The justices unanimously rejected arguments by attorneys for the state that when the federal government gave the land to Arizona in 1912 to hold in trust, it also provided "reserved" water rights for that property. Instead, the court said the state's rights are no different, and no better, than others.
Robert Glennon, a professor of law at the University of Arizona, said what makes the ruling significant is if the justices had accepted the state's arguments, it would have caused havoc.
"They want water, retroactively, for 9 million acres of land," he said. "Just think of how disruptive that would be, both to claims of some tribes and also to the existing cities and farms and mines that are using water."

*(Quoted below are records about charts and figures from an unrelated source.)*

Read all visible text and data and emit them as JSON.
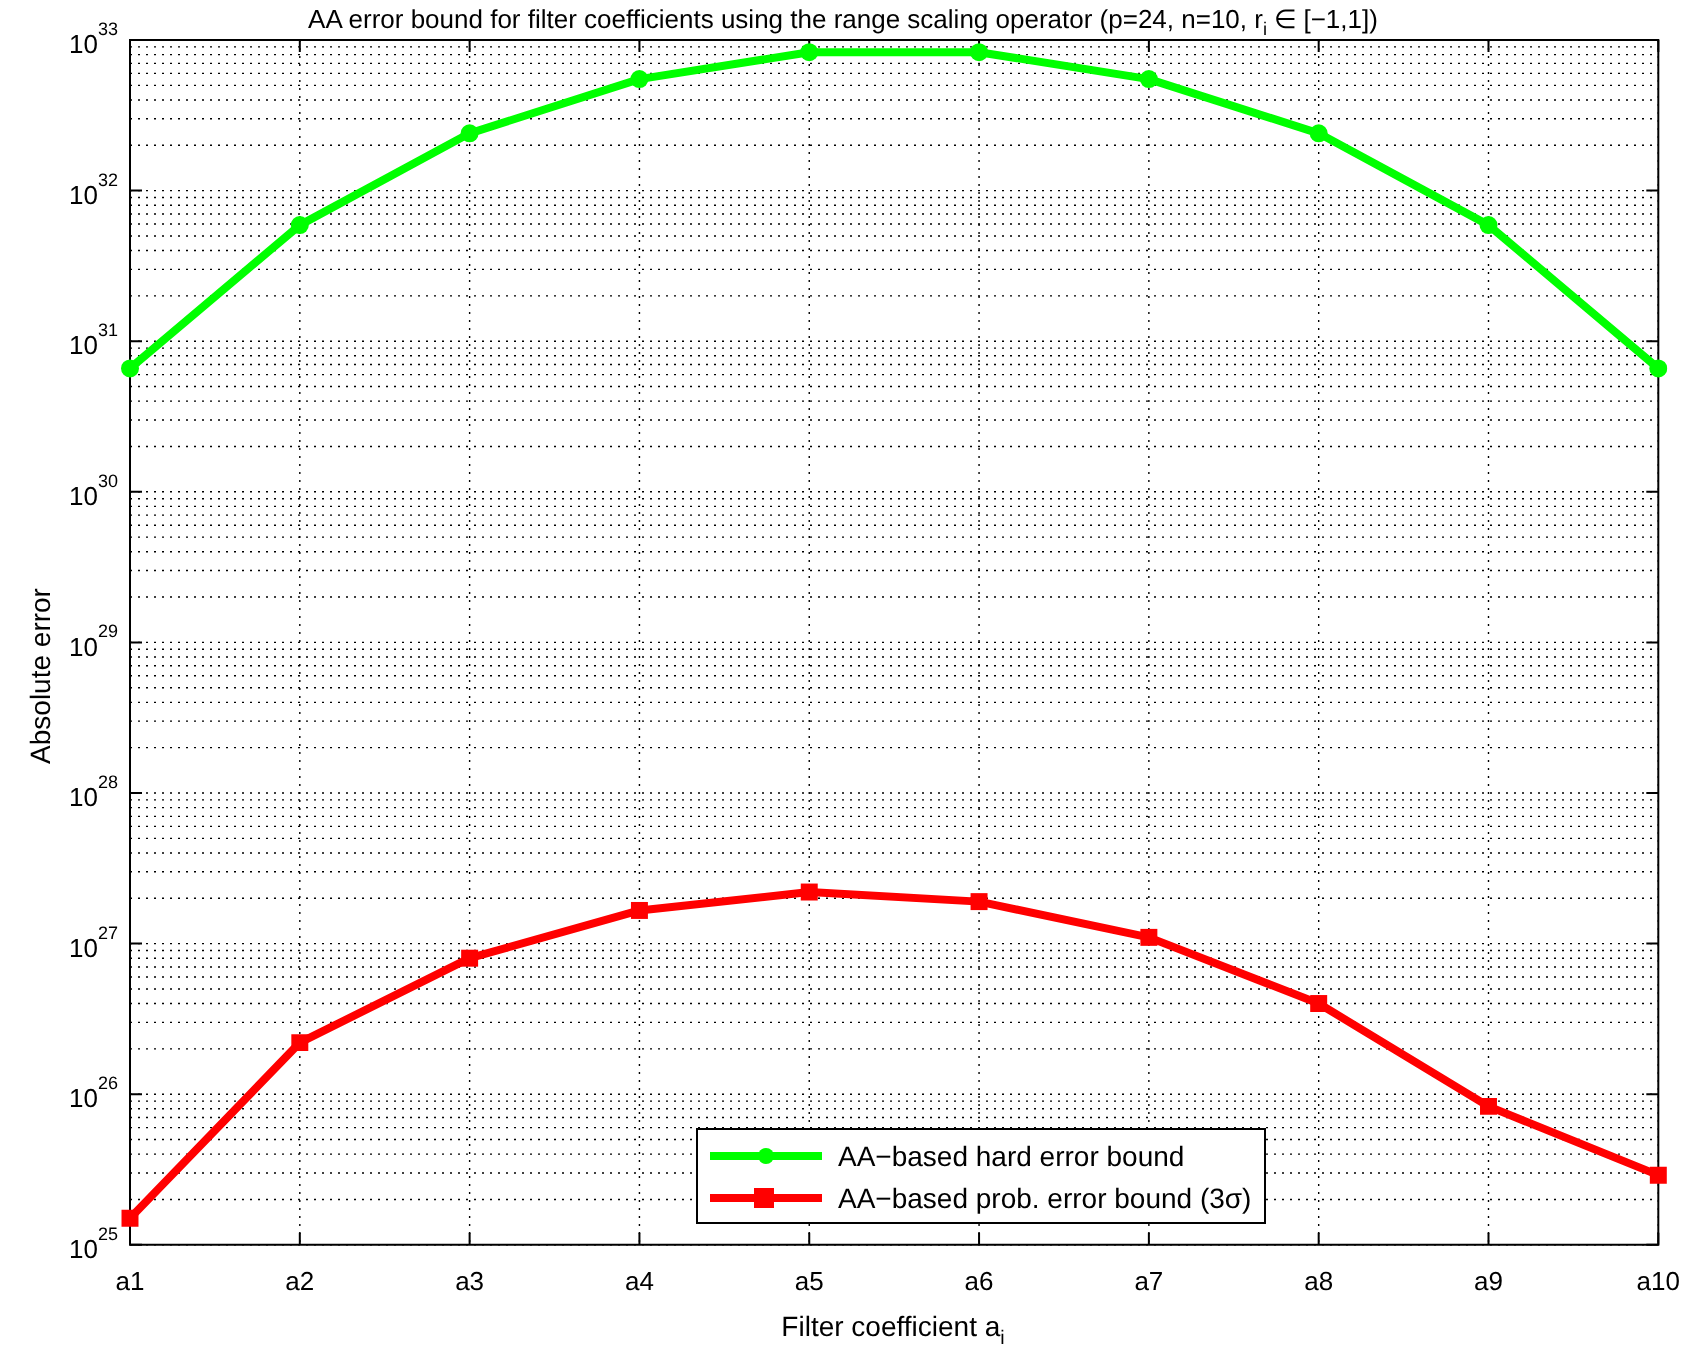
{
  "chart_data": {
    "type": "line",
    "title": "AA error bound for filter coefficients using the range scaling operator (p=24, n=10, r$_{i}$ ∈ [−1,1])",
    "xlabel": "Filter coefficient a$_{i}$",
    "ylabel": "Absolute error",
    "categories": [
      "a1",
      "a2",
      "a3",
      "a4",
      "a5",
      "a6",
      "a7",
      "a8",
      "a9",
      "a10"
    ],
    "series": [
      {
        "name": "AA−based hard error bound",
        "color": "#00ff00",
        "marker": "circle",
        "values": [
          6.6e+30,
          5.9e+31,
          2.4e+32,
          5.5e+32,
          8.3e+32,
          8.3e+32,
          5.5e+32,
          2.4e+32,
          5.9e+31,
          6.6e+30
        ]
      },
      {
        "name": "AA−based prob. error bound (3σ)",
        "color": "#ff0000",
        "marker": "square",
        "values": [
          1.5e+25,
          2.2e+26,
          8e+26,
          1.66e+27,
          2.2e+27,
          1.9e+27,
          1.1e+27,
          4e+26,
          8.3e+25,
          2.9e+25
        ]
      }
    ],
    "log": true,
    "ylim": [
      1e+25,
      1e+33
    ],
    "yticks": [
      {
        "value": 1e+25,
        "label": "10$^{25}$"
      },
      {
        "value": 1e+26,
        "label": "10$^{26}$"
      },
      {
        "value": 1e+27,
        "label": "10$^{27}$"
      },
      {
        "value": 1e+28,
        "label": "10$^{28}$"
      },
      {
        "value": 1e+29,
        "label": "10$^{29}$"
      },
      {
        "value": 1e+30,
        "label": "10$^{30}$"
      },
      {
        "value": 1e+31,
        "label": "10$^{31}$"
      },
      {
        "value": 1e+32,
        "label": "10$^{32}$"
      },
      {
        "value": 1e+33,
        "label": "10$^{33}$"
      }
    ],
    "grid": true,
    "legend": "bottom",
    "line_style": "solid"
  }
}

And Glennon, author of several books including the 2009 "Unquenchable: America's Water Crisis and What to Do About It," said the implications of giving the state title to all that water would have put many other users at the back of the line.
"There wouldn't have been much left," he said. "It would have been a staggering amount of water."
The high court, in its ruling, also rejected claims by attorneys for the state that denying the water rights would somehow damage the whole purpose of the federal government giving all that land to the state: to support public schools and other government functions.
"The state has not argued that, without federal reserved water rights, the state trust lands will become worthless or incapable of producing a fund to support their designated beneficiaries," wrote Justice John Pelander for the court. "Indeed, state trust lands have been without such rights produced revenue for a century."
Vanessa Hickman, the deputy state land commissioner, conceded the point.
In the 2011 fiscal year, the most recent figures available, the state sold nearly 5,600 acres, generating $104 million, even in a depressed real estate market. By comparison, five years earlier, before the real estate bubble went bust, the state generated nearly $375 million in sales from the sale of just 3,426 acres.
But Hickman said there's much more money to be had, which is why the state is not giving up.
All those sales were of pure land, with no water rights. She figures that if the state's remaining property suddenly comes with water, it will bring far more at auction.
"We all know as more land is sold and more land is put into production, we all know how much more valuable access to water becomes," she said. And that, in turn, means far more cash for public schools and others who are beneficiaries of the trust.
Hickman said the state is looking at its options.
When Arizona became a state in 1912, the federal government gave it nearly 11 million acres to be leased or sold to benefit mainly public education, but also everything from prisons to universities. About 9.3 million acres remain.
Attorneys for the state argued that when the federal government gave Arizona the land, it also gave the state "reserved" water rights associated with all that acreage.
But Pelander said Congress apparently intended to transfer only the land, and was aware the property was worth less without water rights. He wrote that federal lawmakers addressed that by doubling the amount of trust land provided, "not by reserving federal water rights for those lands," Pelander wrote.
Hickman agreed the state never pursued its claims before, suggesting it wasn't a priority until now.
"Perhaps 100 years ago people weren't focused on water as much as they are today," she said.